Wars are always helpful in times of economic contraction.
Here come claims, but the FOMC notes actually recognized the partimers and low paying jobs part of the problem, and rising interest rates slowed housing, but the numbers tomorrow on prices and sales will reflect the last looky loos, not a good stat to bet a rising market. Ben's got a dilemma, nobody is buying our bonds at these yields, and to provide fresh suckers from abroad, he's got to increase yield on the backs of the stock market rally. I think the entire 18% plus another 7% will unwind from here.
If no news days are taking a percent out of the market, imagine what Wed-Fri will do when the tschit hits the fan. Silver has crawled up from minus 1.5% to minus 1% after some spectacular stair step gains from the low.
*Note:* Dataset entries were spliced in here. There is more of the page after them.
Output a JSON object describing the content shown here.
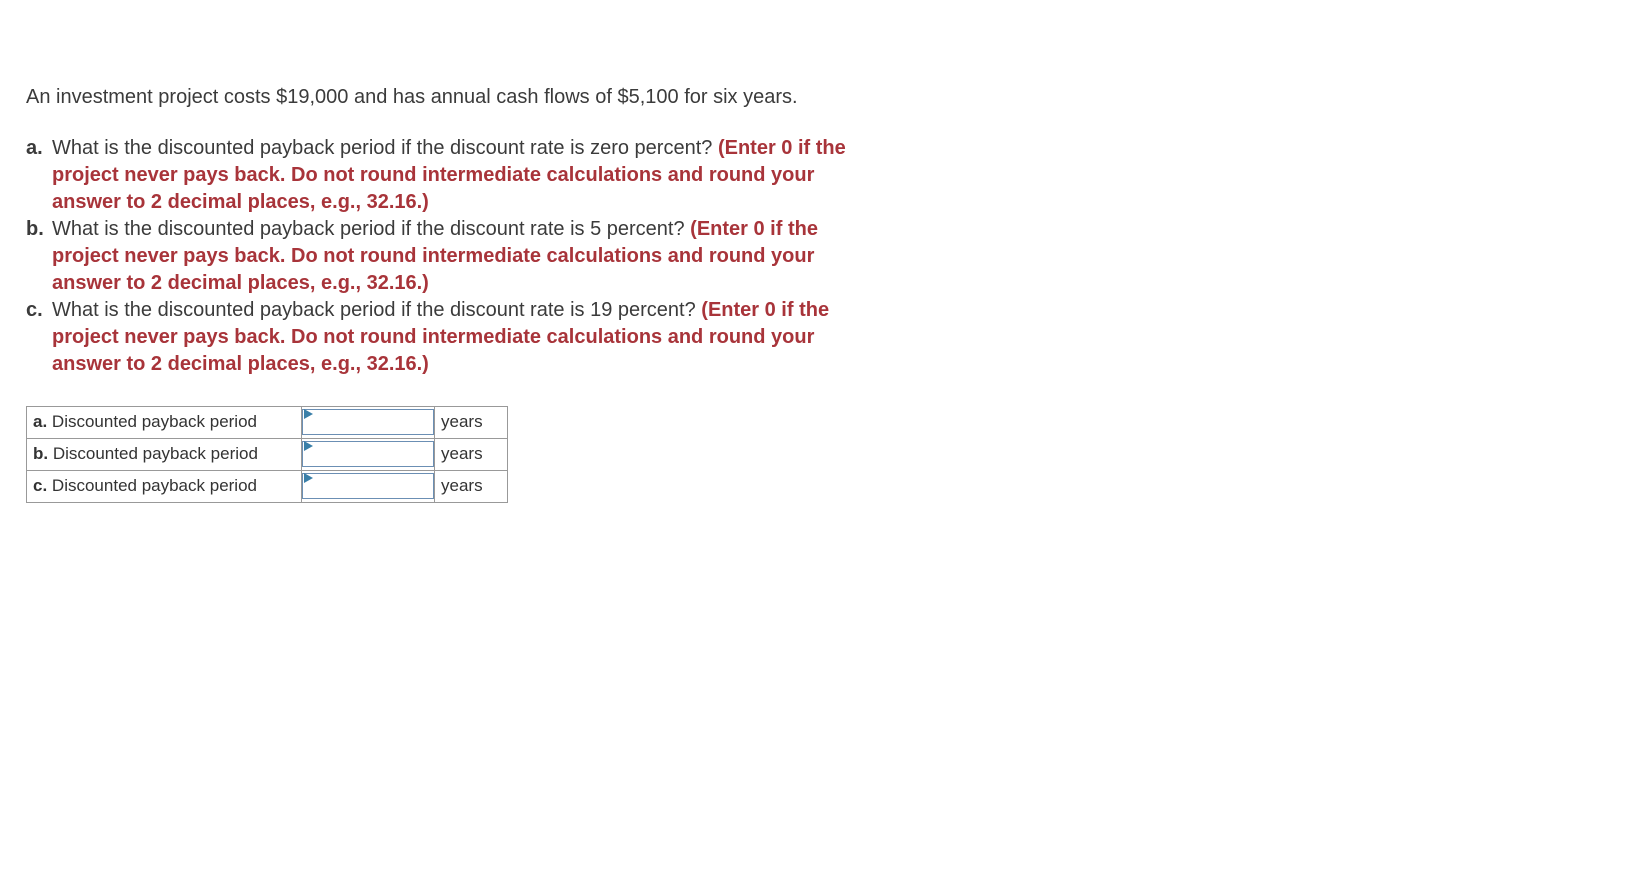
{
  "colors": {
    "text": "#3b3b3b",
    "redBold": "#a8343a",
    "tableBorder": "#999999",
    "inputBorder": "#6b8fb4",
    "indicator": "#3a7fa8",
    "background": "#ffffff"
  },
  "typography": {
    "bodyFontSize": 20,
    "tableFontSize": 17,
    "lineHeight": 1.35
  },
  "intro": "An investment project costs $19,000 and has annual cash flows of $5,100 for six years.",
  "questions": [
    {
      "letter": "a.",
      "text": "What is the discounted payback period if the discount rate is zero percent? ",
      "note": "(Enter 0 if the project never pays back. Do not round intermediate calculations and round your answer to 2 decimal places, e.g., 32.16.)"
    },
    {
      "letter": "b.",
      "text": "What is the discounted payback period if the discount rate is 5 percent? ",
      "note": "(Enter 0 if the project never pays back. Do not round intermediate calculations and round your answer to 2 decimal places, e.g., 32.16.)"
    },
    {
      "letter": "c.",
      "text": "What is the discounted payback period if the discount rate is 19 percent? ",
      "note": "(Enter 0 if the project never pays back. Do not round intermediate calculations and round your answer to 2 decimal places, e.g., 32.16.)"
    }
  ],
  "answerTable": {
    "rows": [
      {
        "letter": "a.",
        "label": "Discounted payback period",
        "value": "",
        "unit": "years"
      },
      {
        "letter": "b.",
        "label": "Discounted payback period",
        "value": "",
        "unit": "years"
      },
      {
        "letter": "c.",
        "label": "Discounted payback period",
        "value": "",
        "unit": "years"
      }
    ]
  }
}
No consolation tho.
It will be hard for existing home sales to gain traction the 20th, as all eyes are inexplicably drawn to the premature bond buying taper that will be parsed from month old FOMC notes, which will take the steam out fo a market that firmly believes stimulus is more important than economic strength, and by the way, there IS NO economic strength built on part time and McJobs valued at $25,000 per year. Those are only good high paying jobs, if you're from downtrodden Chicago, or Bankrupt Detroit. All those cracks in the fledgling recovery, all we need is another weak 2.5% decline and all those program trades kick in to drag the market into a death spiral. The roulette board of odd even up down silver gold days is in full swing, as a 1/2% is taken off the top of the recent pop in silver. Was that a dead cat bounce into a headfake, on the hope that QE to infinity reigns and FOMC stops deluding itself, as Davidowitz would say? You won't get a rewrite of the script we heard last month, so awtzhit is the big sneeze end of week, which, if general market breaks even, is a miracle. For "good" economic news is bad news, because it depends on the fickle market and not the puppet masters behind the curtain, however dumb that belief.
One thing is certain, when the meager home buyers start to dry up because they can't afford the interest rate pops new cash flow requirements, now a full car payment higher than they were at the low--a number in excess of all the Bush and Obama tax giveaways, something has got to give. And a recovered stock market is port of first call. GLWT
In my area this home borrowing rate increase has eliminated those buyers for lower priced homes who formerly were able to move out of apartments and into houses with the payment comparable to their rent. This Im afraid includes my Daughter who is a social worker with a college degree.